Mantener la vigencia de infinitos planes sociales y la
endemoniada estructura de subsidios con la transferencia de recursos que eso
implica, en la mayoría de los casos desde los sectores que menos tienen hacia
los de mayor poder adquisitivo, es una actitud ruin e imperdonable.
La pérfida dinámica impositiva de este tiempo le hace creer a
demasiada gente que recibe cuantiosas ayudas, que ciertos servicios son
gratuitos, que los paga alguien que no son ellos mismos, cuando
en realidad lo que ocurre es exactamente lo contrario.
Los ciudadanos, sin registrarlo, pagan por esto todos los
días.
Los supuestos
beneficiarios de esos privilegios financian esta fiesta con exagerados
impuestos e inflación, con corrupción y despilfarro, sosteniendo una estructura
parasitaria, ineficiente e incapaz de gestionar con calidad.
La sociedad paga desproporcionados tributos para sostener un
aparato político cuya ingeniería letal ha sido
construida durante años. Más de la mitad de los ingresos que los individuos
crean con su propio esfuerzo quedan en manos de los diferentes estamentos del
Estado que a cambio ofrece, invariablemente, servicios de dudosa calidad.
No es cierto que los cambios no se puedan concretar. Lo que
no quieren reconocer es que hacerlo implicaría desmantelar la maquinaria
política que han edificado y es ese costo, y no otro, el que no están
dispuestos a pagar.
La clase
política ha logrado instalar la inmoral idea de que la sociedad debe hacerse
cargo de sostener un Estado caro, ineficaz e injusto.
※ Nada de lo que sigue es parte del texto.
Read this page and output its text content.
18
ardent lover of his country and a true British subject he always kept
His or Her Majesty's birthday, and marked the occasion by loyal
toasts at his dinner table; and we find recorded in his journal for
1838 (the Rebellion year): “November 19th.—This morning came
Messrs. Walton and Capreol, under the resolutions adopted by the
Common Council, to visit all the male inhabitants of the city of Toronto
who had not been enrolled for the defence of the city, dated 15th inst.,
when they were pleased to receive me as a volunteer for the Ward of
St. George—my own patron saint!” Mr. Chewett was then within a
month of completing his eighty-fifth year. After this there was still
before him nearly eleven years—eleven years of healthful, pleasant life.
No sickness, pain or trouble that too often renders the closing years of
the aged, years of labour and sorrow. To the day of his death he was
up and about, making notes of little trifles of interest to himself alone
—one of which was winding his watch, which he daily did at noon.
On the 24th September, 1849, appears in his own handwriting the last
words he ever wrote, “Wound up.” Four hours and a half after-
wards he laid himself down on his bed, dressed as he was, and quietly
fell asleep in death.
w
Lo debe hacer sin chistar
y además debe soportar hasta el infinito que los problemas que nacen de esa
dinámica jamás encuentren soluciones definitivas.
Aunque no se logre percibir con suficiente claridad, la
mayoría de la gente no ha logrado evitar eso a lo que tanto parece temerle,
gracias a sus cuestionables creencias.
No deberían asustar los cambios, sino la eterna continuidad
de un esquema que genera cada vez más inconvenientes y que jamás ha conseguido
esquivar el ineludible costo social.